The Philippines has one of the highest amount of solid waste generated in the world, and yet have no sustainable and effective waste disposal facility (Calica, 2009). Given the perennial garbage problems in the Philippines which harm the environment, waste management is indeed a necessary step to resolve and minimize all garbage-related problems in the country.
One of the popular products created by EWRI is the fully recycled school chair made from different plastic waste including Flexible packaging. This has lead to reduction in the plastic waste in the landfills.
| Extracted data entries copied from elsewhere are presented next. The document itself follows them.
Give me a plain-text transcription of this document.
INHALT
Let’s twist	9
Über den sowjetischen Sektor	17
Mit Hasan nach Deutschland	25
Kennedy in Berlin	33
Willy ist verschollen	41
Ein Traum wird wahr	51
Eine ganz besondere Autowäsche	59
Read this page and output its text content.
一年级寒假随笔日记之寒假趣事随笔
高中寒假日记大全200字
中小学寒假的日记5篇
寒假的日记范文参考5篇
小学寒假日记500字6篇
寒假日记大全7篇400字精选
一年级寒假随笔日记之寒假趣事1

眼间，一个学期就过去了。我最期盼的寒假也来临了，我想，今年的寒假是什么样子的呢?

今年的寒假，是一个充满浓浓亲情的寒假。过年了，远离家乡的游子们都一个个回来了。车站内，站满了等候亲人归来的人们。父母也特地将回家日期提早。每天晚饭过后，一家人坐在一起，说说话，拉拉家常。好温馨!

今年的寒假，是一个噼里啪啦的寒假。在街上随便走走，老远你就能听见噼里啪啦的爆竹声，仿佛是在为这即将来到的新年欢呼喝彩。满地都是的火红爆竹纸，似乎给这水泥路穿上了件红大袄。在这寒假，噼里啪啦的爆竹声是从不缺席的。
EWRI processes the following way:
Collection - They collect single-use plastics such as plastic straws, bottles, cups, junk food packaging and chocolate wrappers from different locations in a sandbag which is reusable unlike a plastic bag that is neither durable nor recyclable.
Shredding - The products are shredded out, sanitized and cleaned from any dirt and oil and poured into molds to create chairs.
Painting - The chairs are then painted, furnished and given to school authorities.
EWRI has also made several products from plastic waste and recyclables such as staircases and benches.
The company inculcates proper segregation of recyclable mixed plastic waste among the different communities they work with. They work hard to avoid soft plastics like packaging for shampoo sachets and coffee packs. They produce 100% recycled plastic products of EWRI Earthboards from non-biodegradable waste, using the tagline “We ReUse Your ReFuse.”